(MCT) — "I just wish she'd hurry up and die," my friend says, staring into her coffee cup. It's a bold statement to which I find myself nodding sympathetically. I wasn't in the least taken aback by her "death wish." And though it made me desperately sad, through the course of our many conversations I have come to have deep empathy for her sorrow.
Here we were: A couple of gals escaping the heat and kids and the rigors of life in general, enjoying a cool Starbucky beverage. And, as often happens when women make such an escape, conversation quickly flows from congenial and into much needed venting territory FAST.
I'd seen this pain in my friend's eyes many times and heard this lament on previous occasions. Her mother wasn't ill, which is to say, she didn't have cancer or heart disease. Nor was she elderly, suffering away in some convalescent hospital.
Rather, my friend's mother is deeply sick, but suffers from a disease few have patience for or can comprehend: She's an alcoholic. Her mother's sickness has ravaged the life of my friend, the lives of her siblings and, quite truthfully, affects the lives all others with whom her mother makes contact.
To her credit, her mother is aware of her disease and has actively attended a 12-step program for several years. Yet, sobriety evades her daily.
I watch my friend describe the desperate pain she feels as her mother sinks further into the depths of alcoholism. She tells me of the mother she loves more than almost anyone — the woman who shares her ribald sense of humor and her can-do attitude. She tells me of the woman who would take her shopping and share heart-to-heart conversations and make the best tuna noodle casserole on the planet.
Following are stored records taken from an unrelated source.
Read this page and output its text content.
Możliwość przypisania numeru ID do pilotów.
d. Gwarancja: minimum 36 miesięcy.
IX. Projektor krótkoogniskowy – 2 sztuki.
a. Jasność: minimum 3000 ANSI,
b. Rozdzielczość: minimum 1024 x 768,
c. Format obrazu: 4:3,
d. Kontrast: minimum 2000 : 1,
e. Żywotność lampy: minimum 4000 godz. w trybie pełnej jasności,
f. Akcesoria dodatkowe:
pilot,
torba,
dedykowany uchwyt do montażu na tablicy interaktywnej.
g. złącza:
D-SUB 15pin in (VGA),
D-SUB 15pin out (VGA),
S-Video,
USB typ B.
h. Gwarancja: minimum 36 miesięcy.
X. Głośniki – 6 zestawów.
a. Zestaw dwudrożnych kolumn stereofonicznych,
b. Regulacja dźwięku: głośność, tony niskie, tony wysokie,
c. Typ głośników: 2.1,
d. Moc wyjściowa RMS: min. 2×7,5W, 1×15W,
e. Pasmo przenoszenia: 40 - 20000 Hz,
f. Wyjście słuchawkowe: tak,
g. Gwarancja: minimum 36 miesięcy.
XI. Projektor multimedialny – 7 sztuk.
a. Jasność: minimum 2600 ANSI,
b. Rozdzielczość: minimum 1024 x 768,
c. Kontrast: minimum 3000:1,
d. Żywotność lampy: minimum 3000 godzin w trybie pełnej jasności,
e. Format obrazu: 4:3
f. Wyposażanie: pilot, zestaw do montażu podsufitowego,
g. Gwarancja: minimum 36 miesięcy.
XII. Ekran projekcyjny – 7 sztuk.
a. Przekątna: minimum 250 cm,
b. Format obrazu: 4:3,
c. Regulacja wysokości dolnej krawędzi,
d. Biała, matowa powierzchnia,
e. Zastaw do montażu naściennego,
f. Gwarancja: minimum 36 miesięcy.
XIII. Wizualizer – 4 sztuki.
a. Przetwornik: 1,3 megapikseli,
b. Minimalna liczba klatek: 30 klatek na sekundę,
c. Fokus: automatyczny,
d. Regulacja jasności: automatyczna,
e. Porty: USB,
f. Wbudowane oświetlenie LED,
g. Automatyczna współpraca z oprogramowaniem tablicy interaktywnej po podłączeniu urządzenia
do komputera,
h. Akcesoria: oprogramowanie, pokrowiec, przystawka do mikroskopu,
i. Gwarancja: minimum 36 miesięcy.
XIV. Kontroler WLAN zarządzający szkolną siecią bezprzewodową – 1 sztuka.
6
This is the mother who exists in flashes, the dream mother, the mother who appears occasionally to lift her spirits and garner her hope. This is the sober — or, mostly sober — mom. And when she makes her momentary appearances in my friend's life, my friend has enough hope to keep her spirits afloat for weeks at a time.
Maybe she will stay sober. Maybe she will be a grandmother to her grandchildren. Maybe she will live to see 60.
Then comes the next visit. The "reality visit," as my friend calls it, the one where my friend realizes that her mother's sobriety was a small, momentary glimpse of dreams come true; a gift that her mother takes back again and again and again. My friend has come to despise these small gifts, because with them later comes the knowledge that all the words, all the assurances, all of my friend's sticky, love-laden hope has never been more than that: my friend's hope, tainted by empty promises.